Camouflet pour un étudiant en droit
Jean-francois Parent
2019-07-03 14:45:00
Et puis, tandis qu’on y est, « 72 autres articles, tirés de treize lois et règlements », qui autorisent la RACJ à prélever des droits sont également visés par l’attaque tous azimuts qu’a tentée Gabriel Beaudet.
L’étudiant en droit a vu son attaque d’abord repoussée en une centaine de paragraphes par le juge Éric Hardy de la Cour supérieure, au début du printemps.
Puis le juge Simon Ruel, de la Cour d’appel, a achevé le combattant en une quinzaine de paragraphes, à la mi-juin.
Une taxe déguisée
Gabriel Beaudet, a ainsi mené une cabale contre un droit exigé par la RACJ pour la tenue de fêtes familiales sur la « réserve indienne de Wendake ».
Sur 3 ans, pour autant de fêtes, on lui exige un total de 135 dollars. Et il veut être remboursé.
Le jeune Huron-Wendat de Wendake, près de Québec, plaide que ces droits sont des taxes déguisées, que la RACJ ne peut valablement prélever, d’autant plus que ce sont des droits exigés auprès d’un « indien inscrit résidant sur une réserve pour un usage sur une réserve ».

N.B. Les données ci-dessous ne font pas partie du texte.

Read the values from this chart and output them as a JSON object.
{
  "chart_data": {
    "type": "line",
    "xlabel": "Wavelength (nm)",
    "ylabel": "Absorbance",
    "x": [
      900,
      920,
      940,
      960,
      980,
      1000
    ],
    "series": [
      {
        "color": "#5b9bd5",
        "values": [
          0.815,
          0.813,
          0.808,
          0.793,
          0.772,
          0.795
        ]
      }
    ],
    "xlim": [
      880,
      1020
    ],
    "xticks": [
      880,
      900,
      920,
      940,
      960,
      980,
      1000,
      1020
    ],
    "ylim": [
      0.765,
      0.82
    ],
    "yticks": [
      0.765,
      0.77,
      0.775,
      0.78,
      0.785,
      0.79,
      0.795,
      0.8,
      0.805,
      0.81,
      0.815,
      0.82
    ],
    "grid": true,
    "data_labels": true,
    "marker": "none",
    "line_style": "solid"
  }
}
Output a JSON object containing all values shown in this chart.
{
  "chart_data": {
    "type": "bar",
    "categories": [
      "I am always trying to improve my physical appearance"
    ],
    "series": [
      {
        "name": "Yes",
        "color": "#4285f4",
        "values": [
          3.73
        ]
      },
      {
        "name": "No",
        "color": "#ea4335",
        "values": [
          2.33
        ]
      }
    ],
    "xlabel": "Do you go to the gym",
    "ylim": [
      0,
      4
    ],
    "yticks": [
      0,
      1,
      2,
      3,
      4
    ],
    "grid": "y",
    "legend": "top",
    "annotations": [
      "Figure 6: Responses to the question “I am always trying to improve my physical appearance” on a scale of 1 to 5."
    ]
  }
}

L’article 3 du Règlement sur les permis d’alcool est contesté, et l’article 87 de la Loi sur les Indiens invoqué.
« C’est un flou qui pose problème, dit-il, puisque le prélèvement de droits par règlement prive les nations autochtones des exemptions de taxes auxquelles elles ont droit. Il faudrait régler cette question. »
Viser haut
C’est pourquoi le stagiaire du Barreau attaque également, pour les mêmes motifs, la validité de 72 autres articles législatifs, dans 13 lois, autorisant la RACJ à des droits similaires.

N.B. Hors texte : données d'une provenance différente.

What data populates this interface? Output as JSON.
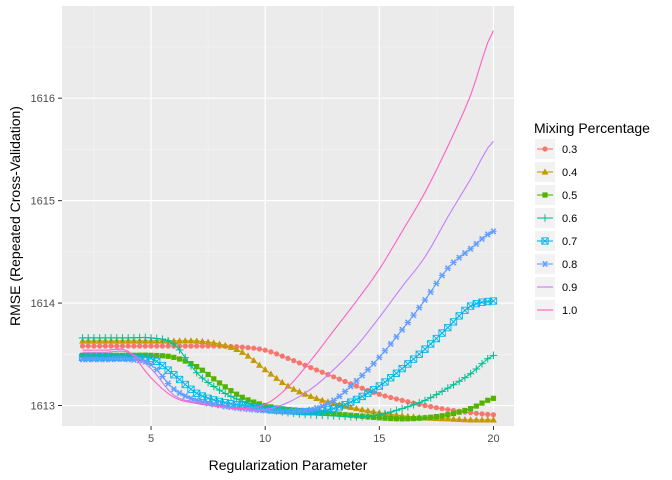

Ce qui soulève la deuxième question de fond, soit « jusqu’où peut-on récolter des sommes par le biais de la réglementation ».
La défense a mobilisé trois plaideurs, soit Me France Deschênes de Justice-Québec, et Mes Sylvain Lippé et Philippe Moisan Royal, de la RACJ.
Le stagiaire chez Barakatt Société d’avocats à Québec se représente seul (Les procédures ont été entamées bien avant l'arrivée de M. Beaudet comme stagiaire au cabinet, lequel n'est nullement impliqué dans cette affaire).
Ses vis-à-vis plaident l’irrecevabilité partielle, ce qui leur est accordé.
Gabriel Beaudet est renvoyé à la planche à dessin.
Intérêt ténu
D’abord, le futur avocat n’a qu’un « intérêt ténu » dans l’affaire, et n’est pas qualifié pour plaider une question d’intérêt public comme la constitutionnalité des 72 articles évoqués plus haut.
Il a toutefois un intérêt direct dans son premier moyen d’attaque, soit l’article 3 du règlement qui habilite la RACJ à prélever des droits.
Il reste que la Cour supérieure, qui a rendu son jugement le 1er mai dernier, doute que Gabriel Beaudet soit en mesure de livrer pareille bataille.
« Le demandeur est un jeune homme de talent (et) la recherche juridique qu’il a effectuée pour étayer ses arguments est élaborée. Cela dit, il ne possède aucune expérience devant les tribunaux (…) Entre l’audience du 12 novembre 2018 et celle du 22 janvier 2019, il aurait eu amplement le temps de bonifier sa preuve (…) mais il n’a pas jugé opportun de le faire (illustrant) qu’il n’est pas encore suffisamment rompu au droit judiciaire pour mener à bon port un recours de l’importance de celui qu’il a institué. »
La Cour supérieure l’invite à limiter son recours aux seuls droits qu’il a payés à la RACJ.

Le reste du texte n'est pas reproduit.